Manuel von Allmen: „Ich habe nicht viel für Schuhe und Mode übrig, dazu brauche ich einen kreativen Designer“ Eine schwierige Ausgangslage für den leitenden Inhaber einer Schuhmanufaktur. Auf das Stelleninserat für eine(n) neue(n) Speditionsmitarbeiter(in) bewarb sich Mariano Sulmoni als studierter Modedesigner. Der Zeitpunkt passte hervorragend, Dieter von Allmen und Mariano Sulmoni hatten vor dem tragischen Unfall die Gelegenheit sich kennenzulernen und sogar einige Stunden zusammen am CAD Schuhe zu modellieren – Glück im Unglück. Ohne mit der Wimper zu Zucken, akzeptierte Herr Sulmoni den Arbeitsvertrag unter den neuen Umständen und sah es als Gelegenheit sich zu verwirklichen. Bereits an seinem ersten Tag übernahm er die zentrale Aufgabe des Materialeinkaufes zur massiven Entlastung der gesamten Belegschaft. Heute Kreiert er das neue Gesicht und die Zukunft der Marke Kandahar, neben anspruchsvollen Aufgaben als rechte Hand des Geschäftsleiters. Selbstverständlich lebt die legendäre Handschrift von Dieter von Allmen in unserer Kollektion weiter, sie wird lediglich mit neuen Ideen und Designs ergänzt – Sozusagen „Ds Füfi u ds Weggli“.
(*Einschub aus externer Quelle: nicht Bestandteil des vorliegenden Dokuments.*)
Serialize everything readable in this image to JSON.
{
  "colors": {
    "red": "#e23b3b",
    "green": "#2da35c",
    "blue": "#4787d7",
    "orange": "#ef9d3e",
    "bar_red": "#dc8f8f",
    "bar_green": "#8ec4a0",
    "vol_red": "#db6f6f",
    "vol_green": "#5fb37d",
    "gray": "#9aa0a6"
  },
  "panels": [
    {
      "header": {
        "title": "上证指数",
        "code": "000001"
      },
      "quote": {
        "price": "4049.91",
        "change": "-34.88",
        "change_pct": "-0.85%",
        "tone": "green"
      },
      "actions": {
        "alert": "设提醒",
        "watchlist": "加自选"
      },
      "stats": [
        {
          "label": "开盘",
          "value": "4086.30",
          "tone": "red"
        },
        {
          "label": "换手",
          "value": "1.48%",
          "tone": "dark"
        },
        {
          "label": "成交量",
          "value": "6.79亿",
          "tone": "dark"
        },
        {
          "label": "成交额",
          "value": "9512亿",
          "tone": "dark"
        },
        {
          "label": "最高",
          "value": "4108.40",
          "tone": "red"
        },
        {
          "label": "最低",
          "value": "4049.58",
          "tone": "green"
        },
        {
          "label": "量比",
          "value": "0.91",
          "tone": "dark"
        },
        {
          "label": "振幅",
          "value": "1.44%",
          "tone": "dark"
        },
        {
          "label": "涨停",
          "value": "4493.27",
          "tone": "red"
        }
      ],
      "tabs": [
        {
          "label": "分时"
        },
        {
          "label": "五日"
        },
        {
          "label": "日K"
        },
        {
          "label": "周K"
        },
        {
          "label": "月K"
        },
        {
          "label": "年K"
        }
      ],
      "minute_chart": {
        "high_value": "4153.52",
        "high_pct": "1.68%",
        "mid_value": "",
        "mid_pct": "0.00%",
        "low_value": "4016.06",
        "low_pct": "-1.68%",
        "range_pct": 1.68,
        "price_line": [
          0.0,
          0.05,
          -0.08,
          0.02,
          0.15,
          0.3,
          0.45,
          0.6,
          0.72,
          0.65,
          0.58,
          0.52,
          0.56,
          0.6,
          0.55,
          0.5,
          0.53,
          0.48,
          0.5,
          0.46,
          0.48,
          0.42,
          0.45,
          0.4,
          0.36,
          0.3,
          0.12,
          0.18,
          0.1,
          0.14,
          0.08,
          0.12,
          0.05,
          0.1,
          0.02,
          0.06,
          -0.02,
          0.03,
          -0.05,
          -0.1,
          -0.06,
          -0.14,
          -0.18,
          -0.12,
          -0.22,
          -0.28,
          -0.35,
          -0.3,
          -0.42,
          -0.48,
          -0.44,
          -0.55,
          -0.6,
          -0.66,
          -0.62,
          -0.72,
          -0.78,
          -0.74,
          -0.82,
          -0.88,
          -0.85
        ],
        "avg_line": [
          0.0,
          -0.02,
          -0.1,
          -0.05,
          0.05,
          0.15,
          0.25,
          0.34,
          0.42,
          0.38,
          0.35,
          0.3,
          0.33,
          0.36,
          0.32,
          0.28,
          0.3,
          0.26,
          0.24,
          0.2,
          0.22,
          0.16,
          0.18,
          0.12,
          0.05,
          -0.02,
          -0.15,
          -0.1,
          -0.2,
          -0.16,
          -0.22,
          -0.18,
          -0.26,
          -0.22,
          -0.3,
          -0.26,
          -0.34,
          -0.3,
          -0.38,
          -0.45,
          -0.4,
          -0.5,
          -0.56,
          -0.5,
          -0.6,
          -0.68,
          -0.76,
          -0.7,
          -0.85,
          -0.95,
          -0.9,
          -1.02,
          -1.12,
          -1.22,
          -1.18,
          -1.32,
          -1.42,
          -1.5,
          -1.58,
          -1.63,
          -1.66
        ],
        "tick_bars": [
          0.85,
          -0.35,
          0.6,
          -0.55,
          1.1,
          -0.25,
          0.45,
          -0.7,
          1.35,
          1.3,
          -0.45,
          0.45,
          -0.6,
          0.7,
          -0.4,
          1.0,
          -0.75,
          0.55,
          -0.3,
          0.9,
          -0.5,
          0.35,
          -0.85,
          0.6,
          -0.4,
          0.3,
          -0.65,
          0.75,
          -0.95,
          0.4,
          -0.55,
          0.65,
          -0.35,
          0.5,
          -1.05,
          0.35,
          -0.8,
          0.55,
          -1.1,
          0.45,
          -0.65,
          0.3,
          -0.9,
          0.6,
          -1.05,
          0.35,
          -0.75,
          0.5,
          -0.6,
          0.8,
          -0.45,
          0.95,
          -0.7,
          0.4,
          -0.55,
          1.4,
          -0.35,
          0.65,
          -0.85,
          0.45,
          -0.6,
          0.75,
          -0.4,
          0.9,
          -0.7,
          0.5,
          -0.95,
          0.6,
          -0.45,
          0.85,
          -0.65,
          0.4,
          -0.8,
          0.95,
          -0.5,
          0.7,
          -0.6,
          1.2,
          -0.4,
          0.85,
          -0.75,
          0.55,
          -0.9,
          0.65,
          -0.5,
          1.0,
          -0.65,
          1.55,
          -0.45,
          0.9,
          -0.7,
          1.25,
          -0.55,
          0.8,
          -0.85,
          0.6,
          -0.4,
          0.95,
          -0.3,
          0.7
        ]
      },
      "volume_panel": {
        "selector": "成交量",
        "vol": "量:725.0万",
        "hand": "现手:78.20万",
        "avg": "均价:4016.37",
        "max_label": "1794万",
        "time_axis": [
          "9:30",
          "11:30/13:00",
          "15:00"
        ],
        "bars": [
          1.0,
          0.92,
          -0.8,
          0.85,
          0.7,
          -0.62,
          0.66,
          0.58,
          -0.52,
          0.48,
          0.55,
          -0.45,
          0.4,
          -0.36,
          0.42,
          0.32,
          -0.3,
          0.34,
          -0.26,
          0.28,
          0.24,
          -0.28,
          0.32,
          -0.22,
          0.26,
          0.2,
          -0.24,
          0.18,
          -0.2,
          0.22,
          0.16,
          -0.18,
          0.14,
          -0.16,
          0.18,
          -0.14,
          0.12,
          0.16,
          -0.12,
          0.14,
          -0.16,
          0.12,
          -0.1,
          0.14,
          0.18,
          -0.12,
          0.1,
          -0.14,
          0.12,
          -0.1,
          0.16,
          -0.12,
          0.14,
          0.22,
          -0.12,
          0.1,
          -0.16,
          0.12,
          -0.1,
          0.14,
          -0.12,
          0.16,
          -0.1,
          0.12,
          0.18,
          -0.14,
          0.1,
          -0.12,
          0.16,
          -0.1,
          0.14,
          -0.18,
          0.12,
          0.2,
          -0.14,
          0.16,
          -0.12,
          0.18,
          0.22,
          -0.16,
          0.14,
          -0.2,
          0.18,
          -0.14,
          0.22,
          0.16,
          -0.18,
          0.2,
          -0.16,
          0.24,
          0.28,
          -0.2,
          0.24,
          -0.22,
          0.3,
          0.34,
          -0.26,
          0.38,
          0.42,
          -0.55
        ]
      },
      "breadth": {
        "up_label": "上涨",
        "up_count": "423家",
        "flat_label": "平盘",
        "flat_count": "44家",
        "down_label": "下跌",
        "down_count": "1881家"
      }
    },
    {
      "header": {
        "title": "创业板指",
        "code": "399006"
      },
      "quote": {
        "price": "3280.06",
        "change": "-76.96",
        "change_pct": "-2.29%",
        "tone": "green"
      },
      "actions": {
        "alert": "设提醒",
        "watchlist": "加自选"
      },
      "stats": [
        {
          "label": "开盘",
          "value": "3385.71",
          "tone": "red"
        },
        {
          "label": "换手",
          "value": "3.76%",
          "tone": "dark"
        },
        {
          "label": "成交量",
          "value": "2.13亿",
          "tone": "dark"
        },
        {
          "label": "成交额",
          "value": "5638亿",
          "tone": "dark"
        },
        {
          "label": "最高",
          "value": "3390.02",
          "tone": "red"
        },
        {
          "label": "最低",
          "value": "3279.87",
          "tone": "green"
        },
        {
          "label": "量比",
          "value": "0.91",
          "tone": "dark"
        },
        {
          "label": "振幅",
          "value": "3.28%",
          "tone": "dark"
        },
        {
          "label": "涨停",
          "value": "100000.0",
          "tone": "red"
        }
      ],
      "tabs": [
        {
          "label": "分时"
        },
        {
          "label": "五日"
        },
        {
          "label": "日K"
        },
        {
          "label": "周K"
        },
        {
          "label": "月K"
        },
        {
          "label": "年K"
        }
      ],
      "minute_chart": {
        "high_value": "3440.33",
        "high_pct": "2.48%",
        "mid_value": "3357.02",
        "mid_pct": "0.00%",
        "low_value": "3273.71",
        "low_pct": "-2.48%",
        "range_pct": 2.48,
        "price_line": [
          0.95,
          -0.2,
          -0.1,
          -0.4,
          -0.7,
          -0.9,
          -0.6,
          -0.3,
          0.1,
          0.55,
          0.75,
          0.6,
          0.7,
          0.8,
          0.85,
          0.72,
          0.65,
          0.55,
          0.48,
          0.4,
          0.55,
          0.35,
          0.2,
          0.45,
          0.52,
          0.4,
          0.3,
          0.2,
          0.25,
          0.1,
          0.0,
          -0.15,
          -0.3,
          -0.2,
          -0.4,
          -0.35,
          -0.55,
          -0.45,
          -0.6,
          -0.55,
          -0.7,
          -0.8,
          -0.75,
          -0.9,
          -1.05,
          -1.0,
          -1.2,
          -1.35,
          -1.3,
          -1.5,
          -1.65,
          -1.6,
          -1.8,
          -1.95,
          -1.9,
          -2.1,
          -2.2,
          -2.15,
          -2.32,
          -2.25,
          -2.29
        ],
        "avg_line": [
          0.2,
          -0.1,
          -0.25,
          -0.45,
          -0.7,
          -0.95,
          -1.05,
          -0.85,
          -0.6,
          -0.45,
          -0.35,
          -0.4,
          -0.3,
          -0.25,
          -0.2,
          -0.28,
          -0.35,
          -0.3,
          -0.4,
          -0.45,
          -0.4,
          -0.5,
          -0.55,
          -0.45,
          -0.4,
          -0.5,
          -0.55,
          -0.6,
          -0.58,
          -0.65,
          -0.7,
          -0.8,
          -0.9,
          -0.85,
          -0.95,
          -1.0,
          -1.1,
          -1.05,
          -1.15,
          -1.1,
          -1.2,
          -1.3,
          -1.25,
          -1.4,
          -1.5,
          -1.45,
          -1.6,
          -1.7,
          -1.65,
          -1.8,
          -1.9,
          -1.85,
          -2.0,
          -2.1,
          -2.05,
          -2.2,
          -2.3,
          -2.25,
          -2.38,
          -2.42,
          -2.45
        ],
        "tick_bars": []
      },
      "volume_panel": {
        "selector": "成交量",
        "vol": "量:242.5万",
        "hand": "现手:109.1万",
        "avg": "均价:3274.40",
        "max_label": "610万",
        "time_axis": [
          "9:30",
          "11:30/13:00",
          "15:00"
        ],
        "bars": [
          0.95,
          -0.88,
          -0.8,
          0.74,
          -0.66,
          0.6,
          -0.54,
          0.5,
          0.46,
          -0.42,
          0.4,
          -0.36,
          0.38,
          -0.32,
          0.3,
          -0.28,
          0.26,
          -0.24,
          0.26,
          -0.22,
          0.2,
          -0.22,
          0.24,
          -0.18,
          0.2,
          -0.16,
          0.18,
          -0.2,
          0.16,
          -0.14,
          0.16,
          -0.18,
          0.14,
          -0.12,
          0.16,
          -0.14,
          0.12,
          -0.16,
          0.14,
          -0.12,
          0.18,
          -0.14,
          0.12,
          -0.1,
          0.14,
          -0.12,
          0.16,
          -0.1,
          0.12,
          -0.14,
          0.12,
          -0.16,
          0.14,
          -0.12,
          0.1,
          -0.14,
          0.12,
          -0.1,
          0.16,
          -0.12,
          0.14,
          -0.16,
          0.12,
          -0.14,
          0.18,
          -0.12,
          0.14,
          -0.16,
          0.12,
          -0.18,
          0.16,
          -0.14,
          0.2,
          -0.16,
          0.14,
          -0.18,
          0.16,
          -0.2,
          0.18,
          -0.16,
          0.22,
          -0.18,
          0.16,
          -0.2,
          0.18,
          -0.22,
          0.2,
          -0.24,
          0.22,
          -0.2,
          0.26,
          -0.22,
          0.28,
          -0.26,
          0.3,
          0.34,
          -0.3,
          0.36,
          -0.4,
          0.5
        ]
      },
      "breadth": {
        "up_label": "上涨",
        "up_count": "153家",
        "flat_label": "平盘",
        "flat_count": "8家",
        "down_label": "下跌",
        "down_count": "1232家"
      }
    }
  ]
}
Inzwischen wollt ihr sicherlich alle wissen, was es mit dem Tod unseres Patrons auf sich hat.
Seine Leidenschaft war das Gleitschirmfliegen, was ihn seit über zwei Jahrzehnte begleitete. Er wurde als ein äusserst strategischer Wettkampfpilot von seinen Flieger-Freunden beschrieben und erreichte seine Ziele durch akribische Planung und jahrelange Erfahrung. Bis zum Schluss flog er Wettkämpfe und Challenges auf der ganzen Welt, so ereignete sich sein Absturz auch bei einem Wettkampf in Mazedonien als er beim Versuch Höhe zu gewinnen in zu starke Turbulenzen geriet. Für seinen 70. Geburtstag am 11.11.2017 hatte er kein Fest geplant, er lebte wahrhaftig für die Schuhfabrik, die Fliegerei und seine Familie. Seine Frau sowie die Söhne waren sich sofort einig wie das Erbe aufgeteilt werden soll und somit bleibt die Kandahar Schuhmanufaktur zu 100% in den Händen der Familie von Allmen. Die Tradition der Schweizer Handarbeit, an der Dieter sowie sein Vater Fritz festhielten, wird weiterhin das Alleinstellungsmerkmal der Marke bleiben. Manuel von Allmen hat keinerlei Absichten die Produktion aus der Schweiz in eine günstigere Lohnregion zu verlegen. Die Marke bekommt zwar ein neues Gesicht, die Werte und Philosophien bleiben jedoch bestehen.

Kommt mit uns in die Zukunft und lasst euch von der Welt der Schuhhandarbeit verzaubern, es ist ein Handwerk das es zu schützen gilt. Ihr glaubt uns nicht? Bei einem Besuch in der Manufaktur könnt ihr euch selbst überzeugen :).